En la hora y media de duración de Cerda no hay ni un solo segundo de desperdicio; el tiempo del espectador se teje entre la concentración durante los monólogos más reflexivos y la descarga de risa que provocan el tono de sátira irreverente, la frecura achispada de la actuación y las situaciones más surrealistas o festivamente absurdas.
Drama desde la comedia
Hablamos con Juan Mairena, dramaturgo y director de Cerda, y nos comenta que él empezó escribiendo únicamente drama, pero que un buen día se propuso “el reto de contar un drama desde la comedia”, o, dicho de otro modo, de echar luz desde el humor sobre una realidad dramática: la aberración de los secuestros de niños (concretamente el caso de la monja María Gómez Valbuena, fallecida el pasado año), la hipocresía y el fanatismo de la institución (ya sea religiosa, política, económica, o todo a la vez), y la condena más o menos disfrazada de “tolerancia” que en este momento y en todas partes existe hacia lo diferente, lo indefinido, lo otro.

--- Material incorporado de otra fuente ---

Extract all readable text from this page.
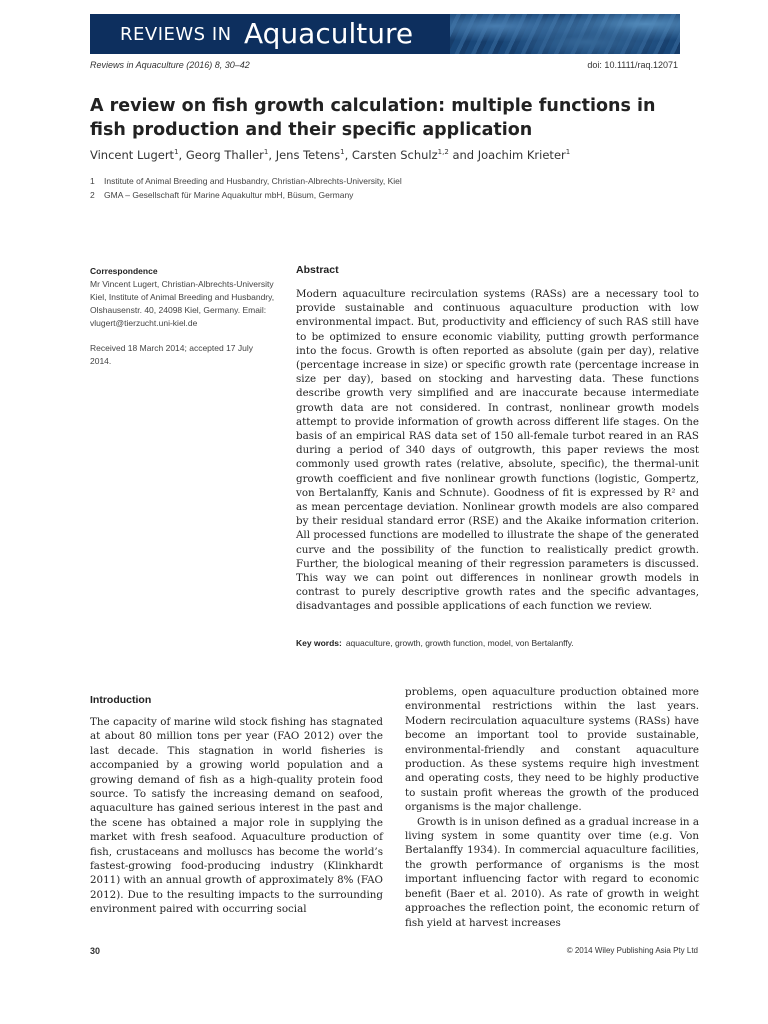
REVIEWS IN Aquaculture
Reviews in Aquaculture (2016) 8, 30–42	doi: 10.1111/raq.12071
A review on fish growth calculation: multiple functions in fish production and their specific application
Vincent Lugert$^1$, Georg Thaller$^1$, Jens Tetens$^1$, Carsten Schulz$^{1,2}$ and Joachim Krieter$^1$
1 Institute of Animal Breeding and Husbandry, Christian-Albrechts-University, Kiel
2 GMA – Gesellschaft für Marine Aquakultur mbH, Büsum, Germany
Correspondence
Mr Vincent Lugert, Christian-Albrechts-University Kiel, Institute of Animal Breeding and Husbandry, Olshausenstr. 40, 24098 Kiel, Germany. Email: vlugert@tierzucht.uni-kiel.de
Received 18 March 2014; accepted 17 July 2014.
Abstract

Modern aquaculture recirculation systems (RASs) are a necessary tool to provide sustainable and continuous aquaculture production with low environmental impact. But, productivity and efficiency of such RAS still have to be optimized to ensure economic viability, putting growth performance into the focus. Growth is often reported as absolute (gain per day), relative (percentage increase in size) or specific growth rate (percentage increase in size per day), based on stocking and harvesting data. These functions describe growth very simplified and are inaccurate because intermediate growth data are not considered. In contrast, nonlinear growth models attempt to provide information of growth across different life stages. On the basis of an empirical RAS data set of 150 all-female turbot reared in an RAS during a period of 340 days of outgrowth, this paper reviews the most commonly used growth rates (relative, absolute, specific), the thermal-unit growth coefficient and five nonlinear growth functions (logistic, Gompertz, von Bertalanffy, Kanis and Schnute). Goodness of fit is expressed by R² and as mean percentage deviation. Nonlinear growth models are also compared by their residual standard error (RSE) and the Akaike information criterion. All processed functions are modelled to illustrate the shape of the generated curve and the possibility of the function to realistically predict growth. Further, the biological meaning of their regression parameters is discussed. This way we can point out differences in nonlinear growth models in contrast to purely descriptive growth rates and the specific advantages, disadvantages and possible applications of each function we review.

Key words: aquaculture, growth, growth function, model, von Bertalanffy.
Introduction

The capacity of marine wild stock fishing has stagnated at about 80 million tons per year (FAO 2012) over the last decade. This stagnation in world fisheries is accompanied by a growing world population and a growing demand of fish as a high-quality protein food source. To satisfy the increasing demand on seafood, aquaculture has gained serious interest in the past and the scene has obtained a major role in supplying the market with fresh seafood. Aquaculture production of fish, crustaceans and molluscs has become the world’s fastest-growing food-producing industry (Klinkhardt 2011) with an annual growth of approximately 8% (FAO 2012). Due to the resulting impacts to the surrounding environment paired with occurring social

problems, open aquaculture production obtained more environmental restrictions within the last years. Modern recirculation aquaculture systems (RASs) have become an important tool to provide sustainable, environmental-friendly and constant aquaculture production. As these systems require high investment and operating costs, they need to be highly productive to sustain profit whereas the growth of the produced organisms is the major challenge.
Growth is in unison defined as a gradual increase in a living system in some quantity over time (e.g. Von Bertalanffy 1934). In commercial aquaculture facilities, the growth performance of organisms is the most important influencing factor with regard to economic benefit (Baer et al. 2010). As rate of growth in weight approaches the reflection point, the economic return of fish yield at harvest increases
30	© 2014 Wiley Publishing Asia Pty Ltd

Cada personaje se perfila en Cerda como un ser extraño, ajeno a la naturaleza que la sociedad perfila, moviéndose entre las grietas de lo clasificable: entre lo femenino y lo masculino, la vida y la muerte, la realidad y la ficción, el cielo y el infierno; en el espacio híbrido de la “anormalidad” (de la anormatividad), que tantas veces se rechaza porque no se entiende.
Blasfemia y misticismo
Carolina Herrera, que aterrizó en Cerda hace dos meses para sustituir a Inma Cuevas en el papel de Sor Cicilia, nos cuenta cómo en las representaciones hay reacciones muy diversas por parte de los espectadores: “cada función es un mundo, y la energía del público en un espacio tan pequeñito se siente mucho y se mezcla con la propia actuación”. Para ella, cada día se renueva la obra y crece su disfrute, aunque, advierte, la comedia es siempre difícil, porque “hacer reír es una cosa muy seria”.

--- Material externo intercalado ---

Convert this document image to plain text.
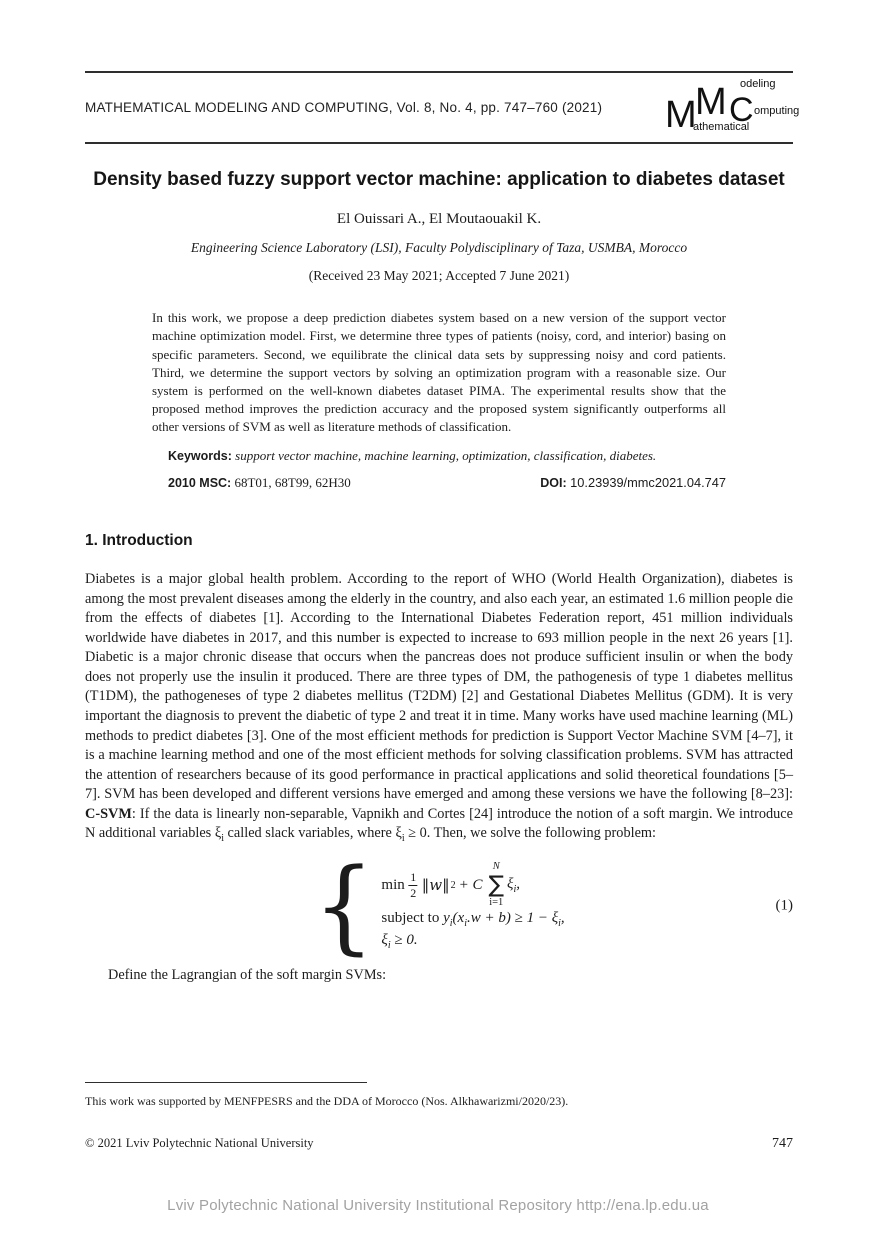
MATHEMATICAL MODELING AND COMPUTING, Vol. 8, No. 4, pp. 747–760 (2021) M
M C
odeling
omputing
athematical
Density based fuzzy support vector machine: application to diabetes dataset
El Ouissari A., El Moutaouakil K.
Engineering Science Laboratory (LSI), Faculty Polydisciplinary of Taza, USMBA, Morocco
(Received 23 May 2021; Accepted 7 June 2021)

In this work, we propose a deep prediction diabetes system based on a new version of the support vector machine optimization model. First, we determine three types of patients (noisy, cord, and interior) basing on specific parameters. Second, we equilibrate the clinical data sets by suppressing noisy and cord patients. Third, we determine the support vectors by solving an optimization program with a reasonable size. Our system is performed on the well-known diabetes dataset PIMA. The experimental results show that the proposed method improves the prediction accuracy and the proposed system significantly outperforms all other versions of SVM as well as literature methods of classification.

Keywords: support vector machine, machine learning, optimization, classification, diabetes.

2010 MSC: 68T01, 68T99, 62H30	DOI: 10.23939/mmc2021.04.747
1. Introduction

Diabetes is a major global health problem. According to the report of WHO (World Health Organization), diabetes is among the most prevalent diseases among the elderly in the country, and also each year, an estimated 1.6 million people die from the effects of diabetes [1]. According to the International Diabetes Federation report, 451 million individuals worldwide have diabetes in 2017, and this number is expected to increase to 693 million people in the next 26 years [1]. Diabetic is a major chronic disease that occurs when the pancreas does not produce sufficient insulin or when the body does not properly use the insulin it produced. There are three types of DM, the pathogenesis of type 1 diabetes mellitus (T1DM), the pathogeneses of type 2 diabetes mellitus (T2DM) [2] and Gestational Diabetes Mellitus (GDM). It is very important the diagnosis to prevent the diabetic of type 2 and treat it in time. Many works have used machine learning (ML) methods to predict diabetes [3]. One of the most efficient methods for prediction is Support Vector Machine SVM [4–7], it is a machine learning method and one of the most efficient methods for solving classification problems. SVM has attracted the attention of researchers because of its good performance in practical applications and solid theoretical foundations [5–7]. SVM has been developed and different versions have emerged and among these versions we have the following [8–23]: C-SVM: If the data is linearly non-separable, Vapnikh and Cortes [24] introduce the notion of a soft margin. We introduce N additional variables $\xi_i$ called slack variables, where $\xi_i \ge 0$. Then, we solve the following problem:

{ $\min \frac{1}{2}$ ‖w‖ 2 + C
N
∑
i=1
$\xi_i$,
subject to $y_i(x_i.w + b) \ge 1 - \xi_i$,
$\xi_i \ge 0$.
(1)

Define the Lagrangian of the soft margin SVMs:

This work was supported by MENFPESRS and the DDA of Morocco (Nos. Alkhawarizmi/2020/23).
© 2021 Lviv Polytechnic National University	747
Lviv Polytechnic National University Institutional Repository http://ena.lp.edu.ua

En cualquier caso, Cerda consigue divertir de verdad, en las varias acepciones del verbo: mediante el entretenimiento y la desviación. En ella se mezclan la blasfemia y el éxtasis místico, las sesiones espiritistas y las artes marciales, la Pasión de Cristo y The Walking Dead; todo es posible porque, como dice uno de los personajes, “la verdad es cosa de fanáticos”. La verdad única y excluyente de los fanáticos, capaces de adorar a la Cerda –becerro de oro– y olvidarse de las miserias de la humanidad: a esa paradoja apunta Cerda cuando, por ejemplo, la arrolladora monja travesti de sor Leona exclama: “¡Esto es el colmo del surrealismo y la transexualidad!”.
La obra consigue abrir, citando a Adorno y su definición del arte, “el intersticio subversivo que nos libra de los grilletes de lo dominante”, de lo políticamente correcto o, podríamos decir ahora, del discurso derrotista de la crisis: Cerda es parte de un auge en el ámbito dramático que su director califica como otra movida madrileña a nivel teatral, de la que La Casa de la Portera ha sido catalizadora.